—A elle, toujours! Autrement elle ne serait plus la force.
—Et le droit, qu’en faites-vous?
—J’en fais ceci, riposta Veyssières, que, lorsqu’il a la force avec lui, il triomphe; et qu’il est battu, s’il ne l’a pas. C’est simple comme bonjour. L’idéal serait de ranger inséparablement la force du côté du droit; par malheur, ce n’est qu’un idéal.
—Un espoir, un but! rectifia la nihiliste avec une enthousiaste véhémence.
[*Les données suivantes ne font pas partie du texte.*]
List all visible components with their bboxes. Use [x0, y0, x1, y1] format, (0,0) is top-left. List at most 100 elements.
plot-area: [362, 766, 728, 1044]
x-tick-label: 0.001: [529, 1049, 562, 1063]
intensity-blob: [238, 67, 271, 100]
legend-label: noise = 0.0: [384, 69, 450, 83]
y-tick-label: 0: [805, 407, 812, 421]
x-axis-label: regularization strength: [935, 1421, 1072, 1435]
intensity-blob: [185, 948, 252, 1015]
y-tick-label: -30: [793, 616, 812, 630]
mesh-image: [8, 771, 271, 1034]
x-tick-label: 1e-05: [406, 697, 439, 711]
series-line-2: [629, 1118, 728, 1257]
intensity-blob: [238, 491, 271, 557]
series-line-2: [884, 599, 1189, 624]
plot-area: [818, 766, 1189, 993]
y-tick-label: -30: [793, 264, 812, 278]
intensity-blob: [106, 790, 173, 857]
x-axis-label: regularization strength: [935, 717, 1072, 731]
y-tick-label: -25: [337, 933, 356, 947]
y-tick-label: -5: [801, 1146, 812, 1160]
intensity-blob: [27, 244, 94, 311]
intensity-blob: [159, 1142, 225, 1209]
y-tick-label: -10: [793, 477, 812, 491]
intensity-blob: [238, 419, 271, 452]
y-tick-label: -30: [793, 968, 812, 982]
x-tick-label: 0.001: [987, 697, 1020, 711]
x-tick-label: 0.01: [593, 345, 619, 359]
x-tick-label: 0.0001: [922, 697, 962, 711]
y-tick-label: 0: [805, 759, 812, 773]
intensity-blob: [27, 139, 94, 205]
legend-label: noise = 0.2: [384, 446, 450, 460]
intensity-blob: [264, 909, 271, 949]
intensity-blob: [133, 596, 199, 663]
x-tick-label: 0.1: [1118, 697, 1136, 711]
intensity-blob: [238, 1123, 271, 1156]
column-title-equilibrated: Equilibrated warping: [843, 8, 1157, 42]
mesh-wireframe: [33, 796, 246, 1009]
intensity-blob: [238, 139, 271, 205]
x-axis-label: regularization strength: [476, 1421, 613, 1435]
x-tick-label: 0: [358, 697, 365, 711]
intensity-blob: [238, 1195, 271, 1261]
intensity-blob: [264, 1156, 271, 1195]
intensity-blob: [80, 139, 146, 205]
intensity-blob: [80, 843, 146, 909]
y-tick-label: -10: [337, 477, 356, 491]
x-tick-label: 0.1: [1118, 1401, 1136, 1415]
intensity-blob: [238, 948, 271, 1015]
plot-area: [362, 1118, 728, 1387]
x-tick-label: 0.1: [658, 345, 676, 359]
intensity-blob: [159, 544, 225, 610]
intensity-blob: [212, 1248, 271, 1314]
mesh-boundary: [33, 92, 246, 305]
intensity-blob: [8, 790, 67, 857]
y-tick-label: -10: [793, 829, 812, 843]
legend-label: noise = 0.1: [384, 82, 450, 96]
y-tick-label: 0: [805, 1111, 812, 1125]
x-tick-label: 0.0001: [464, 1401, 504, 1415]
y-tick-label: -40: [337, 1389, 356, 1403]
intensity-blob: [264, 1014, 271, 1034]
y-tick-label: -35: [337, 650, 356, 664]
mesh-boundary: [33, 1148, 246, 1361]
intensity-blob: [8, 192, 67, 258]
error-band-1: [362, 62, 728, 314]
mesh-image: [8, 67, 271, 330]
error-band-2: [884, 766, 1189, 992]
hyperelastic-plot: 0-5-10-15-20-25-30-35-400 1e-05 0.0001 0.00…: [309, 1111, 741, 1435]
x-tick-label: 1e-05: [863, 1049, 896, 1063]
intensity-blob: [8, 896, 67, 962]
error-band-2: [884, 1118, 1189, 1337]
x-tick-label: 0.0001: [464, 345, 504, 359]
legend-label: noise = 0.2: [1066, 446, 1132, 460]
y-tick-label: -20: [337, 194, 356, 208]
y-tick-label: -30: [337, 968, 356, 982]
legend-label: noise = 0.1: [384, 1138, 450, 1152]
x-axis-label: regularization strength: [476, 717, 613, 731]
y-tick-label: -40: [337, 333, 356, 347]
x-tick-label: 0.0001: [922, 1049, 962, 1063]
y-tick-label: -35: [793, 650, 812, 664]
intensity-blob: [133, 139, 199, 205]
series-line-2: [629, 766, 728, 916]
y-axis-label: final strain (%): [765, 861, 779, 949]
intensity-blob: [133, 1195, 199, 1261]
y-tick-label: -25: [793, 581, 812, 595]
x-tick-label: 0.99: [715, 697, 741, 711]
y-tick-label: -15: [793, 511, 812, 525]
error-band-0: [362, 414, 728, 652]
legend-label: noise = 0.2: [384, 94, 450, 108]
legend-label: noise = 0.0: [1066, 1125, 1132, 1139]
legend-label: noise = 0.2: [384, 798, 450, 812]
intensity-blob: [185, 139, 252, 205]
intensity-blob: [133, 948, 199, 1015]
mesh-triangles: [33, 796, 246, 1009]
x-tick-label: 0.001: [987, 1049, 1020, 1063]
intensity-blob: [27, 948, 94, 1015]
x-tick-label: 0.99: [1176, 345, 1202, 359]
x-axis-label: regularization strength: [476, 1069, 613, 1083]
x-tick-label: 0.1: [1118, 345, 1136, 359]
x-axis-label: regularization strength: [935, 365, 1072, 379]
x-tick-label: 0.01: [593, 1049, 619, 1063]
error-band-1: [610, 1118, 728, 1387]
—Je ne demande pas mieux, mais nous n’en sommes pas là; et c’est précisément pour vous être insurgées contre le principe de la force, pour avoir voulu et vouloir cette chimère, l’égalité absolue, que vous avez tué le mariage.
—Beau malheur, encore une fois!
—A mon avis, c’en est un, et un grand, et pour les femmes surtout. Hors du mariage et de la famille, la femme qui se donne ne reçoit en échange aucune garantie; elle n’est qu’une chose, qu’un jouet ...
—Elle ne se donnera pas, voilà tout!
—Et vous vous figurez que le mâle acceptera cela et ira se passer de ... O sancta simplicitas! Il saura bien en trouver, des femmes! Ah! je ne suis pas en peine de lui! Quitte à aller les chercher au centre de l’Afrique ou au fin fond de l’Australie, quitte à prendre de force celles qu’il aura sous la griffe et feront leurs mijaurées, quitte à leur casser reins et côtes si elles résistent, il les aura, je vous le garantis, je vous le certifie, comme il en a eu de tout temps. Le mariage, la famille, c’était là le vrai refuge, la seule efficace protection de la femme.